Online game as a model for studying epidemics
Scientists suggest that a disease outbreak in the massively multiplayer online game World of Warcraft offers insights into real-world disease epidemics.
Nina Fefferman, from Tufts University School of Medicine, and Dr Gary Smith, professor of Population Biology and Epidemiology at the University of Pennsylvania, study the spread of infectious diseases using computer simulations, and while acknowledging that people act differently in real-life, suggest that a recent epidemic in World of Warcraft provides a useful model for observational research. Professor Fefferman explains that the involvement of real people with a real motivation to take the disease seriously (it could kill off their character, which they've spent a lot of time developing) led to a diversity of responses to the epidemic, providing clues to how people might react in real-life.

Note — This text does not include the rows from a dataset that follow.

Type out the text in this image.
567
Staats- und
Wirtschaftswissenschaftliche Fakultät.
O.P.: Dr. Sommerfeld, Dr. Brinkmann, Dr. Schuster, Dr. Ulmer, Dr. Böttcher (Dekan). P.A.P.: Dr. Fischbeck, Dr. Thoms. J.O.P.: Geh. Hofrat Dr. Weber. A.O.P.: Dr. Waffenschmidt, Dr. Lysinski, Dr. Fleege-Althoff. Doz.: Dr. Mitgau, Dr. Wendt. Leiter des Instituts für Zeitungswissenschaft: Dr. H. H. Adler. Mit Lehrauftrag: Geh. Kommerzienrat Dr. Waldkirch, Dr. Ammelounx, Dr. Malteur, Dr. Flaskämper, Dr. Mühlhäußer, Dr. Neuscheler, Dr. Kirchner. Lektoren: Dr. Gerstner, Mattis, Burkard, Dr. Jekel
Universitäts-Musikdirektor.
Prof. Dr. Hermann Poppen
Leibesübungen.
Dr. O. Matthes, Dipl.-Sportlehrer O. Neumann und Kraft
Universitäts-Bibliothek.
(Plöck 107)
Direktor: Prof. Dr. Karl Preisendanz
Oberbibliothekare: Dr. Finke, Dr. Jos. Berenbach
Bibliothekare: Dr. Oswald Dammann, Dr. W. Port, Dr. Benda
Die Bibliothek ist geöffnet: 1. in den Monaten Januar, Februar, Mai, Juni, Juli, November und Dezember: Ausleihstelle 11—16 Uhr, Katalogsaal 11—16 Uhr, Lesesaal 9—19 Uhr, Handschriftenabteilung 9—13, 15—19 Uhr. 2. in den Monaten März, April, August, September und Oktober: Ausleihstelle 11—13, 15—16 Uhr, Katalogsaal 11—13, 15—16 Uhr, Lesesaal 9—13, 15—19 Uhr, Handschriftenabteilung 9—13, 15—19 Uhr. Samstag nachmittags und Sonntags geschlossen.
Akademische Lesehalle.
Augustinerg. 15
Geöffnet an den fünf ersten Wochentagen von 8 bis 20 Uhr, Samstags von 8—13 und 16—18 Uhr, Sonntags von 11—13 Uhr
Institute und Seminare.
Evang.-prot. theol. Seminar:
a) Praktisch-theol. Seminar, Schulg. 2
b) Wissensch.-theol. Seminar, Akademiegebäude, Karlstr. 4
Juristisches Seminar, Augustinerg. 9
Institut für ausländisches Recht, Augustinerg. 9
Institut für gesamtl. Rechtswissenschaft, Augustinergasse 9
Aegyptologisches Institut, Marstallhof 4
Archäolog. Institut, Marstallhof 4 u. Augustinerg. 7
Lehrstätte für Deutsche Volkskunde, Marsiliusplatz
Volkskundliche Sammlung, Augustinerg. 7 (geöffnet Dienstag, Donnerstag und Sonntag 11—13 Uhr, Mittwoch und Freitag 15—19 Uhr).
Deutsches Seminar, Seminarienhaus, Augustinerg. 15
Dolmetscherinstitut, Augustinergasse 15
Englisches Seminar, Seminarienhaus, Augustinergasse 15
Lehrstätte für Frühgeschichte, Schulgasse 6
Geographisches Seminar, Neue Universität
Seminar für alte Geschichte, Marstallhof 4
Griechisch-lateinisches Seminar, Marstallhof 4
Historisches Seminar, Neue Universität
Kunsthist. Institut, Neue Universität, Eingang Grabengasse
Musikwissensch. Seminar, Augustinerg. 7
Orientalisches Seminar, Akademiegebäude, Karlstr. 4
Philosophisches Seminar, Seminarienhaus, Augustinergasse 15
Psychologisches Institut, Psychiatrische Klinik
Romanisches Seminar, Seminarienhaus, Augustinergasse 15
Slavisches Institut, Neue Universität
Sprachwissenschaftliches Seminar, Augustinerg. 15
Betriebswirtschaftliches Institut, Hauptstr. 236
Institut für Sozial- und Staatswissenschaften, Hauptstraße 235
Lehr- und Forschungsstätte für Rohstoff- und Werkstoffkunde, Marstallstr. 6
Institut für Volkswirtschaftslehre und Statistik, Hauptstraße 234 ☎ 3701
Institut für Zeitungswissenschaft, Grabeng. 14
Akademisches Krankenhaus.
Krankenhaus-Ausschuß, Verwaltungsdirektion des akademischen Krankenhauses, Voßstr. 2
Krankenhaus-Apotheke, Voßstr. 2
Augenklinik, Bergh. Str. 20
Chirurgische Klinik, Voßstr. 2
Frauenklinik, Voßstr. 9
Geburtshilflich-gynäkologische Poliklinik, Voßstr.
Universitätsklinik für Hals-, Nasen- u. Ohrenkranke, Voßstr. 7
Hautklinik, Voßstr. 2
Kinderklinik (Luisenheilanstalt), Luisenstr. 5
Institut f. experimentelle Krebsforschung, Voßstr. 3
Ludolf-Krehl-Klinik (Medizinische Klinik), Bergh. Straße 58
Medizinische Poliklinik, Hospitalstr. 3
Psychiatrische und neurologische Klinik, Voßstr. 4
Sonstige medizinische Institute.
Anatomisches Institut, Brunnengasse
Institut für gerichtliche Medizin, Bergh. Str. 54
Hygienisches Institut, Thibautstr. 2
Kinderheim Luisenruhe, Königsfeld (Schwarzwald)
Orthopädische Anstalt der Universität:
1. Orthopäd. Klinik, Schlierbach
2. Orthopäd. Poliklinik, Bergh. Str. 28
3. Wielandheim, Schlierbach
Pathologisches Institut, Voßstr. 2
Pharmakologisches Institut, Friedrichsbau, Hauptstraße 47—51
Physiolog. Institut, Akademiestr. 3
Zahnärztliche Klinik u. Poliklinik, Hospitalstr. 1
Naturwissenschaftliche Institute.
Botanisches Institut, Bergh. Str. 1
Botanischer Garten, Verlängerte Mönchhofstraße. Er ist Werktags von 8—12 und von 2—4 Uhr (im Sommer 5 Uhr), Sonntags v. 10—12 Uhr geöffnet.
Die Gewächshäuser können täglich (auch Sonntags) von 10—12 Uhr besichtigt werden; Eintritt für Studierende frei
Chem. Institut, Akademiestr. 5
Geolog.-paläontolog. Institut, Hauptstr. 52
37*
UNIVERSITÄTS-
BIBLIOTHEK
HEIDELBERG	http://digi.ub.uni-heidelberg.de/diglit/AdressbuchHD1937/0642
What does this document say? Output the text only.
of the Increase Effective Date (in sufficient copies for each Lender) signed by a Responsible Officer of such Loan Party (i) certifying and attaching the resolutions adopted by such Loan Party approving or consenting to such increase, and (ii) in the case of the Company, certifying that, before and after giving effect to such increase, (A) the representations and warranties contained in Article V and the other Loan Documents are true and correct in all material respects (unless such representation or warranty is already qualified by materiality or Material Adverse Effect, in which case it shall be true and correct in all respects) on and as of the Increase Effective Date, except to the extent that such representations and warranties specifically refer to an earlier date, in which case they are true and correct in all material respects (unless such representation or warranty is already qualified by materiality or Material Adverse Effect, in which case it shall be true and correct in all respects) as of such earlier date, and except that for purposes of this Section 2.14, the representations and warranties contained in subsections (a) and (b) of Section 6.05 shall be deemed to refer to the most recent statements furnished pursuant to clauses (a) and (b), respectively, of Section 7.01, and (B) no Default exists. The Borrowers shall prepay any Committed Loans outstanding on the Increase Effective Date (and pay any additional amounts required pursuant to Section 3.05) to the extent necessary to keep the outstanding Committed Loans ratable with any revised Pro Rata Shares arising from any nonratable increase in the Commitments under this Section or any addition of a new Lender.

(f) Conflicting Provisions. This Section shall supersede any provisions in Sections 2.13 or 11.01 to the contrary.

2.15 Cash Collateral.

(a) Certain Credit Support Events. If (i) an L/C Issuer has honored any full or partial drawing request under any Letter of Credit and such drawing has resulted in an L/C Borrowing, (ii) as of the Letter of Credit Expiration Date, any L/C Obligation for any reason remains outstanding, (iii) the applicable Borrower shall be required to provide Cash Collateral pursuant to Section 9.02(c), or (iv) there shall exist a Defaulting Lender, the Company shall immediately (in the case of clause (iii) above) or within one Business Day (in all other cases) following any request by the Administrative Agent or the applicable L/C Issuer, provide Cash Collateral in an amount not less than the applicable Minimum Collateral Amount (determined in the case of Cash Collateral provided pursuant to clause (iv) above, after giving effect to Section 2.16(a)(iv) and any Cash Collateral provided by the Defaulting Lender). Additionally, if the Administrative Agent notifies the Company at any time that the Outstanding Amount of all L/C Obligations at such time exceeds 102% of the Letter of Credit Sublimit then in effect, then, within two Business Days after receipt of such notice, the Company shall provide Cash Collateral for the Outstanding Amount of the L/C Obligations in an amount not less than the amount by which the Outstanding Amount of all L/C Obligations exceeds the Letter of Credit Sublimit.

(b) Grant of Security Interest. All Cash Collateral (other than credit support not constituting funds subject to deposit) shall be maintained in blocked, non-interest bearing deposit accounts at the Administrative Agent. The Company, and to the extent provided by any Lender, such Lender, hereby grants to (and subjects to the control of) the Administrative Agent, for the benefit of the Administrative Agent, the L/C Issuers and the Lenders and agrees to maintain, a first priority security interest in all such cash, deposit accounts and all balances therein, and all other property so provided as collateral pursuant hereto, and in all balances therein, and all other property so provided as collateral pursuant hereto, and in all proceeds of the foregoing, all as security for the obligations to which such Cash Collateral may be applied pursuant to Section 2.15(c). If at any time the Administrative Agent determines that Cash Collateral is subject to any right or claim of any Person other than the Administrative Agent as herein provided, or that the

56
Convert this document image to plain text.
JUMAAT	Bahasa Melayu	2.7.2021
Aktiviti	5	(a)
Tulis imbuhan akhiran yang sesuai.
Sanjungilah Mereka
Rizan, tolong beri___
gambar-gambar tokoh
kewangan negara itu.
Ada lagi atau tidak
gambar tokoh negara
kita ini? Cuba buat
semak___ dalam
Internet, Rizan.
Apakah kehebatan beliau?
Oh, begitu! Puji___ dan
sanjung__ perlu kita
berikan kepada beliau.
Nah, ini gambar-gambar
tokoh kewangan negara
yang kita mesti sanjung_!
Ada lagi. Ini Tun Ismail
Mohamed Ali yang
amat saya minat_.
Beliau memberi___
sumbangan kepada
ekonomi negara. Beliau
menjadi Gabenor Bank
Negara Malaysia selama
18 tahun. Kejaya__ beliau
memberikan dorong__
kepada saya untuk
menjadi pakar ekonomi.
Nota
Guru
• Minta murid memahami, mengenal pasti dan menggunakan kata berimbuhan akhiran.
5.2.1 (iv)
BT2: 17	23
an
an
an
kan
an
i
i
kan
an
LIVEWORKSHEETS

Looking at how people behaved in the online game bridges the gap between studying behavior in historical real-world epidemics and using computer simulations of disease spreading in virtual populations whose behavior is mathematically modeled.
Note: Mitch Resnick, Vanessa Collela and Eric Klopfer used wearable “Thinking Tags” and PDAs to simulate the spread of a virus in experimenting with the educational use of virtual and augmented reality games and embodied participatory simulations. See Participatory Simulations: Building Collaborative Understanding through Immersive Dynamic Modeling and The Virus PDA Game.